Looking for California Condors in the Sierra San Pedro Martir mountain range.

Looking for California Condors in the Sierra San Pedro Martir mountain range.

"The Devil's Road" Main Expedition, Day 10

Mike's Sky Ranch to Sierra San Pedro Martir

Last night three older dirt bike riders came into the rancho after an attempt to get to the observatory. They made it within tree miles of the paved road to the national park. Their assessment of the condition of the road was that it was extremely rutted, very rocky, and seriously steep in areas (and did I say very rocky?). To attempt that road on our heavily ladened bikes (more than twice the weight of theirs) would be "nuts." So, we made the command decision to take the long way around. The risk was too high to attempt it. 

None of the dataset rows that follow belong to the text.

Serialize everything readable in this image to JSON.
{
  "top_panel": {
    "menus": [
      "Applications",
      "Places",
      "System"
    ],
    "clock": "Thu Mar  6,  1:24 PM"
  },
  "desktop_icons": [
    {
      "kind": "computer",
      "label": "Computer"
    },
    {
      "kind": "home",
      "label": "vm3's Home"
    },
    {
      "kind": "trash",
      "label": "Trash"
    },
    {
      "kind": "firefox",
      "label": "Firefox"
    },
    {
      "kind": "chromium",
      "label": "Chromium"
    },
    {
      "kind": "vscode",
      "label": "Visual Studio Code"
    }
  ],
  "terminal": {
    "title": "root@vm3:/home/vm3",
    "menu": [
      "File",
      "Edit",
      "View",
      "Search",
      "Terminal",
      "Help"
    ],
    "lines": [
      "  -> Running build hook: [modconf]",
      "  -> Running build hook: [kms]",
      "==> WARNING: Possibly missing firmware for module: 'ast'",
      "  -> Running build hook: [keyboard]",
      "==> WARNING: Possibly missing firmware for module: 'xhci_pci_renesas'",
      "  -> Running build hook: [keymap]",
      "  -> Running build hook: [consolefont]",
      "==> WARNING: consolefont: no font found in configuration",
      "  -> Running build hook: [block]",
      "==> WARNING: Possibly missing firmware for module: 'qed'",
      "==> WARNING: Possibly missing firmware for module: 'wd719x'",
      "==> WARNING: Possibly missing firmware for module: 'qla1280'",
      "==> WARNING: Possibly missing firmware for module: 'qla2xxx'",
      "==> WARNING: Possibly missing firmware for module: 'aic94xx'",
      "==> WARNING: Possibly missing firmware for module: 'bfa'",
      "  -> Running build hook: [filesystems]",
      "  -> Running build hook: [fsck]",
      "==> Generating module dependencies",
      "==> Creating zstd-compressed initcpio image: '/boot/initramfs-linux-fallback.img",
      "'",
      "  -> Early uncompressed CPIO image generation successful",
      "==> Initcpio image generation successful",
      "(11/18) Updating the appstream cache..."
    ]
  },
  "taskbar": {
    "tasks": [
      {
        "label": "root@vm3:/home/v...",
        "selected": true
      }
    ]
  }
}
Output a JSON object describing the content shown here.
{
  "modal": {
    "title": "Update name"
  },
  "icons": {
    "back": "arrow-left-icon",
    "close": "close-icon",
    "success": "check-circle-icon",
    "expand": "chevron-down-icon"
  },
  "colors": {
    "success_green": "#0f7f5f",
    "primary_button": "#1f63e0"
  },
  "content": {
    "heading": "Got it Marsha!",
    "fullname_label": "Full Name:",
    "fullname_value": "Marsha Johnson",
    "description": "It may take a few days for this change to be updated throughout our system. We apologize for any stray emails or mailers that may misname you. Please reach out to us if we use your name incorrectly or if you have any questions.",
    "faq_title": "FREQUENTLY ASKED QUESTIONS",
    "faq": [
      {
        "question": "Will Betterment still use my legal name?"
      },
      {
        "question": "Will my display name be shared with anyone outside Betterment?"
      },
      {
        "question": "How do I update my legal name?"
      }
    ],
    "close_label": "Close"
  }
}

Sierra San Pedro Martir Observatory

Sierra San Pedro Martir Observatory

We set off with the rest of the Bruce detachment back to Mex Highway 3, then off to Ensenada, then south to San Thelmo where we turned east to head up the 100 km road to the national park. In all it was a 250-mile day in the saddle. Rounding one curve, we almost ran over a very large (at least a meter long) rattle snake. What an opportunity to get some great photos of the snake. JT used all of his camera attachments and implements to get the right shot. 

We arrived at the national park entrance just before dark, picked out a campsite, and did the mad scramble to collect firewood to build a fire. With snow patches all around, we were very cold and got the fire roaring in record time. The temp had dipped to 2 degrees Celsius and was dropping fast. It would be a cold night again.